Vocês, novinhos, não têm a mínima noção da canseira que é fazer parte da geração de transição entre o analógico e o digital. Estamos mais perdidos que cachorro no dia da mudança. O mundo novo nega o velho. O velho despreza o novo. E nós no meio desse tiroteio.

Estou perto dos 40 anos e o surgimento da internet me pegou na adolescência. Nasci e construí minhas primeiras referências em um mundo onde o físico tinha valor. Passei por minha formação intelectual na transição entre os modelos. E hoje vivo meus anos adultos em um mundo onde o físico vale menos que a tal da experiência. Com tudo isso no currículo de vida, minha cabeça é uma bagunça completa.

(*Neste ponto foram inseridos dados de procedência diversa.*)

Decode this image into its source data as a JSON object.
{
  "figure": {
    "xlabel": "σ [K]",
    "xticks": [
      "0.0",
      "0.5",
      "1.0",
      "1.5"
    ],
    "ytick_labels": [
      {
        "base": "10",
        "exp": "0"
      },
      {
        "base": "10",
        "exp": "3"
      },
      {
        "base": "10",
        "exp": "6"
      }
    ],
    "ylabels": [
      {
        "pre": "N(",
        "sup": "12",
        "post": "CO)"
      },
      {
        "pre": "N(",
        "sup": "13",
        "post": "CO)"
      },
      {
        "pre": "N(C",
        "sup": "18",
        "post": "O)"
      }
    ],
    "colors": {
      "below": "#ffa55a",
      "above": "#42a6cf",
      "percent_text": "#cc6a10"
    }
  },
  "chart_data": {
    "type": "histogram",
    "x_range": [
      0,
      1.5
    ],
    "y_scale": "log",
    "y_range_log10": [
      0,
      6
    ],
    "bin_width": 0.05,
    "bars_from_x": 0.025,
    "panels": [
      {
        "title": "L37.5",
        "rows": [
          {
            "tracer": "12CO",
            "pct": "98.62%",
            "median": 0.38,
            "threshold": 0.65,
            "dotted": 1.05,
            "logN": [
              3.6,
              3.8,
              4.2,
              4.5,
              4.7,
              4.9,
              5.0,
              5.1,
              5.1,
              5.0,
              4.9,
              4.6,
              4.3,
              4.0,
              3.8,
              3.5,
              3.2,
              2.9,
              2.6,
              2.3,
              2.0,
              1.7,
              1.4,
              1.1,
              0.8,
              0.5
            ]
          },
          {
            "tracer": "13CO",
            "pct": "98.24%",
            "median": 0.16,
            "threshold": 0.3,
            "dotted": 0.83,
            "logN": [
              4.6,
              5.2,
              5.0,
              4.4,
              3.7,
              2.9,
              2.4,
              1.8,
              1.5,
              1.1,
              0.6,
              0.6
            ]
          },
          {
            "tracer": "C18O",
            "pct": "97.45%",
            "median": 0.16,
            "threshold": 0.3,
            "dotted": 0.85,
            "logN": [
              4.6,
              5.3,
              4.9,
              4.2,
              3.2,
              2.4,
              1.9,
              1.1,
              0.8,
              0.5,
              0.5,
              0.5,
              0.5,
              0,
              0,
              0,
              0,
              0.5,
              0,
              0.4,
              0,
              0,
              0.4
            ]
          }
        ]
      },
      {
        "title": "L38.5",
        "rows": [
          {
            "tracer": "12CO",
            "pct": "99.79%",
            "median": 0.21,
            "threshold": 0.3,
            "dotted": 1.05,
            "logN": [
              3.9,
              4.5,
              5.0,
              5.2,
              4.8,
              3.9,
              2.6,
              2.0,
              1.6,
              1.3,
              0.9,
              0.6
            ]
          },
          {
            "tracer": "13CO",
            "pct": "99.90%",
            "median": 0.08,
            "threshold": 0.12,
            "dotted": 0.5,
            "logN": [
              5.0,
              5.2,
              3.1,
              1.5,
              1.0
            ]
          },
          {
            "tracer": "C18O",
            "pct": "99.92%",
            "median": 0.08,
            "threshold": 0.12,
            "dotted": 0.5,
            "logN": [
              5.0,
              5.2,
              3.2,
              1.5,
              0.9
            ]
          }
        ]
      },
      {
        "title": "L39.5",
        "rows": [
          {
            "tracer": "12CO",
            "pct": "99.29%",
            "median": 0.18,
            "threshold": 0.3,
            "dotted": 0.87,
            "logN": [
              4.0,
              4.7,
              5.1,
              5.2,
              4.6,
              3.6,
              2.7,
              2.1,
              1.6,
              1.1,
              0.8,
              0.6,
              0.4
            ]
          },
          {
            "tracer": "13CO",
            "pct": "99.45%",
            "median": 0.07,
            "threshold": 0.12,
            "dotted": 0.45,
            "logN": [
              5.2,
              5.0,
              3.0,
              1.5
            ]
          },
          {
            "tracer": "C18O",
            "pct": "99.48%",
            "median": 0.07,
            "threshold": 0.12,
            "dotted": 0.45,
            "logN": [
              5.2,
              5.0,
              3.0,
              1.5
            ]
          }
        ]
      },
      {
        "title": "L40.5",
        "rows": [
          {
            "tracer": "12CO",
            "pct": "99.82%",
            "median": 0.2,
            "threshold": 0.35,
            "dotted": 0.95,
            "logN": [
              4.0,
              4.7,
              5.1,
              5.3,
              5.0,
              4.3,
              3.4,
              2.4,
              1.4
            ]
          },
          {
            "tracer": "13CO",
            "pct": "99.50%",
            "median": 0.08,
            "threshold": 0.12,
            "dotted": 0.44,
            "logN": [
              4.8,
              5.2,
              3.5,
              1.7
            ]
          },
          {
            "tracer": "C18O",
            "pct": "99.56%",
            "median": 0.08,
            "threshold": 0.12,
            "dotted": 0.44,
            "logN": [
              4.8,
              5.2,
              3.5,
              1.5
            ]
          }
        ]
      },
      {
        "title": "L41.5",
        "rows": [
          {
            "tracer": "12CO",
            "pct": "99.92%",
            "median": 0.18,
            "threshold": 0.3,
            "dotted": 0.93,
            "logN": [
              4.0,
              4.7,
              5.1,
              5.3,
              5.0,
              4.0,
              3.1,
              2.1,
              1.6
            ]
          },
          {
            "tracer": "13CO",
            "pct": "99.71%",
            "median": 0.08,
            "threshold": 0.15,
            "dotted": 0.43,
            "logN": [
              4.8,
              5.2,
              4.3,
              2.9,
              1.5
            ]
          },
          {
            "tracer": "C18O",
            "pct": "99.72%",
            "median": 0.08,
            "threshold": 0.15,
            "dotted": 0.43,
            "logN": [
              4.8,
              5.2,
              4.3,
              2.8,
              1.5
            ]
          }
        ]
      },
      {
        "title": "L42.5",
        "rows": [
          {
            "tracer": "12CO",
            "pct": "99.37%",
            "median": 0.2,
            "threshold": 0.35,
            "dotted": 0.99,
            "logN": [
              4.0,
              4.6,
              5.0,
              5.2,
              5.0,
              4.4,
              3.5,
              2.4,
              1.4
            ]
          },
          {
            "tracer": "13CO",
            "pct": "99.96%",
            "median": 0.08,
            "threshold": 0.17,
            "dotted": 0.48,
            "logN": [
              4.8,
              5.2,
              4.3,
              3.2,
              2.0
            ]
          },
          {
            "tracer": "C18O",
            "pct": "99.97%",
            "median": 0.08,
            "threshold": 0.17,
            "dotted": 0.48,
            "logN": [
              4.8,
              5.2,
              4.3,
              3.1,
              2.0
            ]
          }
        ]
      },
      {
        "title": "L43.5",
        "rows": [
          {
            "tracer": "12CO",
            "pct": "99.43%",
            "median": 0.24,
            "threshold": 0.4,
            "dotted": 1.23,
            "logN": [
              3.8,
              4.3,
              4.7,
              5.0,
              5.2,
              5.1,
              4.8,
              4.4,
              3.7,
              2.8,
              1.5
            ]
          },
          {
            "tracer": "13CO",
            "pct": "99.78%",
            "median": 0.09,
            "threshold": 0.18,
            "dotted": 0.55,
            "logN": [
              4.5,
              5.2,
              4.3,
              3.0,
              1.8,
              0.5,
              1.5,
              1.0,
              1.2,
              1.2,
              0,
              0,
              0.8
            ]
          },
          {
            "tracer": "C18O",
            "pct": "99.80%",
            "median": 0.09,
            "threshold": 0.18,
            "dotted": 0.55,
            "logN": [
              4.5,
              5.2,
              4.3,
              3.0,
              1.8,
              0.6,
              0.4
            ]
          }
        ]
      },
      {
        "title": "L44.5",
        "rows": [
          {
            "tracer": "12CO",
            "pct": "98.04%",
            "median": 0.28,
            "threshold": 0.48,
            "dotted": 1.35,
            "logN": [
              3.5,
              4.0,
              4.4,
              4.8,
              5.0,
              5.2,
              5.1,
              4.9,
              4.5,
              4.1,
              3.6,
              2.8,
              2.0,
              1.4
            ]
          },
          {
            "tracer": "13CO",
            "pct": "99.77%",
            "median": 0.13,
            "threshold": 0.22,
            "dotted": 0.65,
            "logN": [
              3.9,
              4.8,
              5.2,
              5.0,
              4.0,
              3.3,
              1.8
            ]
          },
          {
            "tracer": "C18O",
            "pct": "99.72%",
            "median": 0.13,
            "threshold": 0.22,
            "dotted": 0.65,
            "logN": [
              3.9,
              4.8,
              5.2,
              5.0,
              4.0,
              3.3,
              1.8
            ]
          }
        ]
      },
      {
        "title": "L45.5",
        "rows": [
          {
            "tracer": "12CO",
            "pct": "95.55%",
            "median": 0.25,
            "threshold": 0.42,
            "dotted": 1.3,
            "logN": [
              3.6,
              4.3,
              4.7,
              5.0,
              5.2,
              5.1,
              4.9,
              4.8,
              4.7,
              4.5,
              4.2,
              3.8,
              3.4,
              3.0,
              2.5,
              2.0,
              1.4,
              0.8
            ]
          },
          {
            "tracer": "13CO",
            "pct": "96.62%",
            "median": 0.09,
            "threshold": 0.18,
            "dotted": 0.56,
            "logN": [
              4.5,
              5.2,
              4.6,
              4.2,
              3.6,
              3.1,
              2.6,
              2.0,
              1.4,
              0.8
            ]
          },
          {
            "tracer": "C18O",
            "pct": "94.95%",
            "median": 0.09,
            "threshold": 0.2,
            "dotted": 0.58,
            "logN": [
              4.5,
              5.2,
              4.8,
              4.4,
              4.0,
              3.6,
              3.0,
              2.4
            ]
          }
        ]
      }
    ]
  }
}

Tenho em casa coleção de discos, CDs e fitas cassete. Umas estantes atoladas de livros e revistas. Uma pilha de DVDs e algumas fitas VHS. Sou um acumulador em estado não patológico. Mas tenho todos traços comportamentais de um daqueles caras que aparecem no Acumuladores Compulsivos do Discovery.

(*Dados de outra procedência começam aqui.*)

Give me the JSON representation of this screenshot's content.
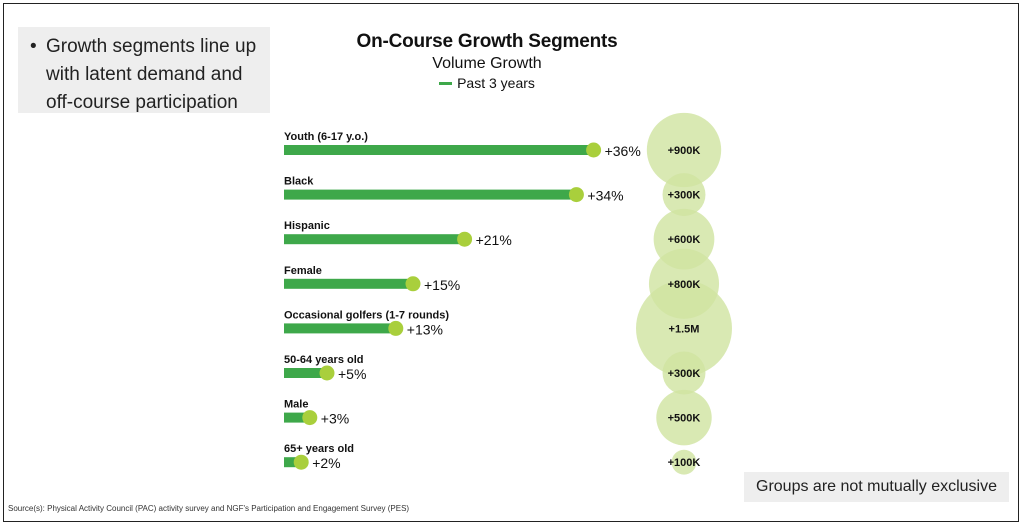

Você acredita que replico esse mesmo comportamento doentio em relação aos aplicativos do meu celular? É inacreditável, mas sofro para apagar um deles que baixei só por curiosidade. Ou aquele que só usamos uma única vez.

Sempre acho que ele ainda poderá ser útil. Mesmo que só tenha servido para consulta a agenda cultural de uma cidade que passei a turismo e não tenho a menor pretensão de retornar nessa vida. Penso que aquele ícone que polui minha tela ainda poderá me salvar em uma situação de emergência. Mesmo que desde o download não tenha sido aberto mais que uma vez.

Acontece que replico a lógica do mundo físico ao virtual. Pensando sob o viés dos dias de hoje, não tem o menor sentido acumular aquele tanto de coisas como faço. Há quanto tempo não abro um dos três dicionários que tenho na estante? Sempre consulto as grafias que tenho dúvida na internet. Mas não tenho coragem de me desfazer daqueles calhamaços que ocupam um monte de espaço.

Pela mesma razão, não consigo apagar os aplicativos do meu celular. Uma vez acumulador, sempre acumulador. Não importa se é de revista velha de música ou de aplicativos com o mapa do metrô de São Paulo. Na minha cabeça, tudo pode ser útil em algum momento do futuro. Mesmo sabendo que isso não vai acontecer.